If you’re planning on building a backyard guesthouse—or “granny flat” as they say in Australia—take a page out of this Australian mom's book and hire a company to build it. The investment, she found, is well worth it.
Ira Bazika is a loving single mom with two adult children—who have flown the coop. Two years ago she bought a house intending to turn it into an investment down the road. She decided to buy an older home rather than a new one in order to get a property with more land and potential for renovation. She also wanted to invest in a property that could provide extra income to pay off her mortgage.
Bazika does not consider herself D.I.Y savvy, so she enlisted the expertise of In House Granny Flats, a company based in Sydney, Australia. "From the obligation-free on-site consultation through to design, approvals, and construction, it was easy," she said. According to Bazika, the staff—including builders, excavators, designers, engineers, bricklayers, electricians, and project managers—was indispensable during the process. Her only worry was what finish the kitchen countertops should have.

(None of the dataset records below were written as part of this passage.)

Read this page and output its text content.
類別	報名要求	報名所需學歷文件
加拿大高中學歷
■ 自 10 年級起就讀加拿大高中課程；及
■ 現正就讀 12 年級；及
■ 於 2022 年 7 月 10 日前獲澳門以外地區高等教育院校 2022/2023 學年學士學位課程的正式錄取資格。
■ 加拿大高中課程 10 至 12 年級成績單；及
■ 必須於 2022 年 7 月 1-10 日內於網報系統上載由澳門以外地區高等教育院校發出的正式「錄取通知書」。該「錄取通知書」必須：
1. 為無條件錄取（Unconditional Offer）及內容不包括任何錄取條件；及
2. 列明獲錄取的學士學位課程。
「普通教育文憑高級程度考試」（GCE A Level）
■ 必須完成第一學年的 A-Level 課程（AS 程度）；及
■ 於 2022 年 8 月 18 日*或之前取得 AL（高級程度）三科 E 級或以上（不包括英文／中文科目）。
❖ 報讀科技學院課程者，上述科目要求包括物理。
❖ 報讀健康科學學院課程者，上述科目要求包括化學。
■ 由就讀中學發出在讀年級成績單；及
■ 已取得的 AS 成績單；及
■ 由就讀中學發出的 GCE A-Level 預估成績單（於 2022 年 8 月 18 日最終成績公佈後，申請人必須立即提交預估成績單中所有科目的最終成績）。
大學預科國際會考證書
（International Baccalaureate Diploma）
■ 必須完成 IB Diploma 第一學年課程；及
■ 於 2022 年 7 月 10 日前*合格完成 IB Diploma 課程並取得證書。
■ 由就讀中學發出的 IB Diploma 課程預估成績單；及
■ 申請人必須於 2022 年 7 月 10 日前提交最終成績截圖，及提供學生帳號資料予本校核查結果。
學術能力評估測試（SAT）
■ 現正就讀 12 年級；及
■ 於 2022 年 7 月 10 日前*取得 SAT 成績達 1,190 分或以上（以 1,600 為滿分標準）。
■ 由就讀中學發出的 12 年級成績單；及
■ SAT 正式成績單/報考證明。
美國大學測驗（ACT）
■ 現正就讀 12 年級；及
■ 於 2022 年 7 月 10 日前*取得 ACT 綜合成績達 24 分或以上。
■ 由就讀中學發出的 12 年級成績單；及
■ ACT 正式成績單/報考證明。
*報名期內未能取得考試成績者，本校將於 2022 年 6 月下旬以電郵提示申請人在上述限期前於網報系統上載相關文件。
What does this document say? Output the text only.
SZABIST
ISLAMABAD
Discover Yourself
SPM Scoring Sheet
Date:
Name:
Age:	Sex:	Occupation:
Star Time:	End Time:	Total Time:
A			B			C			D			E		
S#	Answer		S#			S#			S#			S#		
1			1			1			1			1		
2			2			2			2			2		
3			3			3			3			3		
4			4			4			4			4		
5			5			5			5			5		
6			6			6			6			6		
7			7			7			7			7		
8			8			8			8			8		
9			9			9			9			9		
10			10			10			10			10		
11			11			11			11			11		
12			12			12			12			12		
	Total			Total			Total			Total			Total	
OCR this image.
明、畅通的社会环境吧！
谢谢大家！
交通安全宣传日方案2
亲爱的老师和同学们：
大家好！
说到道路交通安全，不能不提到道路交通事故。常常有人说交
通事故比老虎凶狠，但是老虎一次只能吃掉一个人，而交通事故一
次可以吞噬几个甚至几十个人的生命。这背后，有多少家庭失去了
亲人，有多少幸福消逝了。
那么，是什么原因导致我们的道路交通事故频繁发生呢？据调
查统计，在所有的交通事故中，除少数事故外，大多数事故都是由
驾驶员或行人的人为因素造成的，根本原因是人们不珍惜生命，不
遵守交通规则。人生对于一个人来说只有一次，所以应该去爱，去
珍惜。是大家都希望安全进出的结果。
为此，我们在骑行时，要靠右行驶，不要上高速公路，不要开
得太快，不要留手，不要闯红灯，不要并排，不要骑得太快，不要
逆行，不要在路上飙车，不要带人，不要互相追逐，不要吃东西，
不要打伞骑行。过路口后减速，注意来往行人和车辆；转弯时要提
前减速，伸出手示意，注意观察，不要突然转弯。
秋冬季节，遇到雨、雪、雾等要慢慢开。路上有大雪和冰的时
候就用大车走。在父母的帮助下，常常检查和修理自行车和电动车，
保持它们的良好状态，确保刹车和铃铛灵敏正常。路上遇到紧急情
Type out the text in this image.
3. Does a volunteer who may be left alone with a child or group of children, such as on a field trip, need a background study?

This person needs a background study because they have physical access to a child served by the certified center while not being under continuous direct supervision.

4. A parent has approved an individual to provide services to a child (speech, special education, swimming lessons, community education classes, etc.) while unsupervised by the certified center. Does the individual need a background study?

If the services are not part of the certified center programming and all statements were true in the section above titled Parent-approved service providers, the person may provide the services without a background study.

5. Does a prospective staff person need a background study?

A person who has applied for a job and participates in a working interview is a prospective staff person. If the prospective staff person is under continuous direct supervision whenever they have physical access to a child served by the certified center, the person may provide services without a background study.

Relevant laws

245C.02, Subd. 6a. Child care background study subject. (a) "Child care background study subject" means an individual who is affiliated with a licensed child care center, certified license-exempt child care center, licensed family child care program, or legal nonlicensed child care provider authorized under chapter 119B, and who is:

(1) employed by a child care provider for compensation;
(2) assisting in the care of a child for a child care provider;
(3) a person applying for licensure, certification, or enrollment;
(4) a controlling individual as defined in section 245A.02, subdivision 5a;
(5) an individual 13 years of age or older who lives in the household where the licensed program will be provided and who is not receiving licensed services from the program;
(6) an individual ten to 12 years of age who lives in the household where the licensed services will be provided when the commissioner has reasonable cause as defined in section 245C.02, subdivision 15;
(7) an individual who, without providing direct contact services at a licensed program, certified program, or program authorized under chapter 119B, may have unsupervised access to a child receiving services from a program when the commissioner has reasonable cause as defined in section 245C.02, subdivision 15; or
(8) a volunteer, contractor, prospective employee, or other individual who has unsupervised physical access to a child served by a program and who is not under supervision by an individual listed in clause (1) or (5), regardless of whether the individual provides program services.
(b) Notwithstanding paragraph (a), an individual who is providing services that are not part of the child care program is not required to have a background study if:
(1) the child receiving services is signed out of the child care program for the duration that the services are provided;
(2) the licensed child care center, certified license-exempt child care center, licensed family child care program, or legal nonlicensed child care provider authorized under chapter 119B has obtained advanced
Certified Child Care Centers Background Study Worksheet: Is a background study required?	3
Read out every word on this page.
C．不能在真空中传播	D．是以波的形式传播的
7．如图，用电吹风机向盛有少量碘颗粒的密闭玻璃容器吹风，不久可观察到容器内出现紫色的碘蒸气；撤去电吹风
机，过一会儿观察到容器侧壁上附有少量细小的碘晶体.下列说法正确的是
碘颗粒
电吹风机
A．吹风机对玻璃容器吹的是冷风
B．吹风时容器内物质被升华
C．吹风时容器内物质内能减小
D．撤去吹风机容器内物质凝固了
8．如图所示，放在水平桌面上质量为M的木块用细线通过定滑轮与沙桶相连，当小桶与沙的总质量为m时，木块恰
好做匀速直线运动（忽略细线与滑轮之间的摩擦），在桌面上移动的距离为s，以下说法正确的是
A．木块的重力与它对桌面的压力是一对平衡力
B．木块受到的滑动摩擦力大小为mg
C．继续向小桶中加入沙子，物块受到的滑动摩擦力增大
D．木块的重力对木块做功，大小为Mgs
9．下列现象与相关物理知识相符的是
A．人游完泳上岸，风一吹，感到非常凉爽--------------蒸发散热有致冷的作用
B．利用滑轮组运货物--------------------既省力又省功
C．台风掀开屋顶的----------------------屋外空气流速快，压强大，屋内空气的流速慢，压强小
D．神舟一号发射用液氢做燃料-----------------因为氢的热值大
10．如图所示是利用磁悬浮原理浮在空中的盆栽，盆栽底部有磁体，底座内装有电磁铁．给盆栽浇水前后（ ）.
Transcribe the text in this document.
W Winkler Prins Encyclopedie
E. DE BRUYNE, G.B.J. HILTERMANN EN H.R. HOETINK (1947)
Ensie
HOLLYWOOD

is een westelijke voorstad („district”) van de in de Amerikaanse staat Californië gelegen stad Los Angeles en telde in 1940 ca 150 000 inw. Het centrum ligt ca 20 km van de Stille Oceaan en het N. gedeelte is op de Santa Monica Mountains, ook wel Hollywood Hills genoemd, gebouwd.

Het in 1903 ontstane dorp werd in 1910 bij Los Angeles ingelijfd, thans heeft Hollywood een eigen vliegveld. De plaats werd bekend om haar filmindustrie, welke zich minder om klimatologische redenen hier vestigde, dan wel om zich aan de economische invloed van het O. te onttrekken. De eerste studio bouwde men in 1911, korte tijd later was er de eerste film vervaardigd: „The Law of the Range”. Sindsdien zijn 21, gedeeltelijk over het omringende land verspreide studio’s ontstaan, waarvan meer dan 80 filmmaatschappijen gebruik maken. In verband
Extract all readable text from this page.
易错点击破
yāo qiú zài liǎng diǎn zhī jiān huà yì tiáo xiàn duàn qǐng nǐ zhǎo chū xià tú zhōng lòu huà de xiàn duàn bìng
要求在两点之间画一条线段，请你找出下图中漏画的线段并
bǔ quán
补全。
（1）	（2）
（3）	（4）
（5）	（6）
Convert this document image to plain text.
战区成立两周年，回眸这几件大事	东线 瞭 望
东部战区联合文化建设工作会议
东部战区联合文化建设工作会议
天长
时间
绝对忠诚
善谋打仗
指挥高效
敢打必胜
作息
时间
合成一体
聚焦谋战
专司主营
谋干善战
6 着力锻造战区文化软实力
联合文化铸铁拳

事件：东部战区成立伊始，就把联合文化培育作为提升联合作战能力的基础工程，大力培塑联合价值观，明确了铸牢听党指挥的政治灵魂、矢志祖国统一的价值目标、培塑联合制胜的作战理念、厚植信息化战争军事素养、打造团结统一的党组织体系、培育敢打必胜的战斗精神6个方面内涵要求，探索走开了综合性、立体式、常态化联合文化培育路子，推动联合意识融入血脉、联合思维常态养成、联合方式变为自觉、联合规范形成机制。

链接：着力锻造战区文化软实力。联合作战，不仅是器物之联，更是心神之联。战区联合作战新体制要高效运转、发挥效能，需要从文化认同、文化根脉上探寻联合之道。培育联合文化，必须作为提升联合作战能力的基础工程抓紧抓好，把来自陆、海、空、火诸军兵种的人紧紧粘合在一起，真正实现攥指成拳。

"They recommended a few designs that suit the property, the area, and the size of land," Bazika says. It's important to note the size of the space you have to work with, as well as how it will affect the look of the main house. Bazika chose a similar color brick and roofing to the main house as she did not want the extra structure to look out of place on the property.
From there, she was given an estimated price and choices—many of them. According to Bazika, she was able to choose the kitchen layout, the flooring, paintwork, and more. "It was like shopping from a catalog," she said. The company presented a selection of designs to choose from, which helped her decide the best layout.
Once she had the design, Bazika sought approval from the local council (this is compulsory in Australia—check your local government regulations before you start a project), then signed a Fair Trading Home Building contract and organized her home owner's warranty.
A few days later, her project was scheduled: The company ordered the materials and began excavation. "Their promise is to build a flat in 12-16 weeks," says Bazika. Her granny flat was finished in 12 weeks, but it wasn't as smooth sailing as she expected—as with any construction project, unforeseen situations are bound to arise.
During the excavation process, the builders discovered Bazika's stormwater fell short of the requirement to reach the road. This ended up costing her more than expected as the excavators had to put in extra time and work to meet the requirement.
Even with hiccups along the way, Bazika said if the opportunity arose again, she would use a company to build a granny flat. "The return is much higher than investing in a unit as granny flats can be much cheaper and rental income is greater," she says. According to Bazika, once the granny flat was complete, the company combed through for one final inspection, testing appliances, electrical functions, and thorough cleanup, ensuring the flat was ready to welcome its new tenants.
All told, Bazika spent around $100,000 AUD (the equivalent of $68,000 USD) on the project, but she was able to double her income with Airbnb rentals. This example of smart living and viable investing is on the rise, especially among retired adults. As a single mom, Bazika found this type of investment more beneficial than maintaining an apartment unit. Not only is her granny flat profitable, but in the end, if she needs a second home for her family or friends, she has one ready to go.